If we are doing individual work together, you are always welcome to bring anyone to therapy you wish. It's helpful if I know about this ahead of time, but not required.
If you and I have not started an individual therapy relationship, then I would be happy to meet your partner or child, but only if they want to meet me as well.
Many people have a stilted perspective of what therapy is because of how its portrayed in popular media. The "big emotional breakthrough" of Good Will Hunting, and the hours of going to a therapist's office in The Sopranos, The Practice, or In Session bear about as much resemblance to medical and nursing practice as to shows like Nurse Jackie, Scrubs, Grey's Anatomy, or, well, The Practice (also known colloquially named by my mom as "that tawdry doctor show").

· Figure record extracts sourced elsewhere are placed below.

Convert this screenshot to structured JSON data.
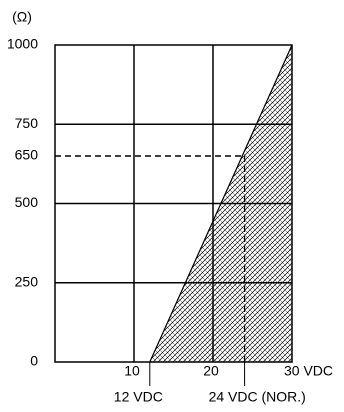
{
  "chart_data": {
    "type": "area",
    "y_unit_label": "(Ω)",
    "xlim": [
      0,
      30
    ],
    "xticks": [
      10,
      20,
      {
        "value": 30,
        "label": "30 VDC"
      }
    ],
    "ylim": [
      0,
      1000
    ],
    "yticks": [
      0,
      250,
      500,
      650,
      750,
      1000
    ],
    "grid": true,
    "series": [
      {
        "x": [
          12,
          30
        ],
        "values": [
          0,
          1000
        ],
        "color": "#000000"
      }
    ],
    "reference": {
      "x": 24,
      "y": 650
    },
    "annotations": [
      {
        "text": "12 VDC",
        "x": 12
      },
      {
        "text": "24 VDC (NOR.)",
        "x": 24
      }
    ]
  }
}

I won't lie. Sometimes if people are talking about something that feels particularly vulnerable or highly-charged with emotion, they can have a "therapy hangover" or "emotional whiplash" from disclosing things they find difficult to talk about. That's definitely real and definitely unpleasant. A very poor analogy is wound debridement: in order to help set the stage for healing, sometimes we have to remove damaged tissue or foreign bodies, and that's never pleasant.
When therapy works well, however, you should start to notice smaller changes here and there that lead to improved functioning and quality of life, ultimately having more than enough energy to get through the day and start doing things that help you to thrive.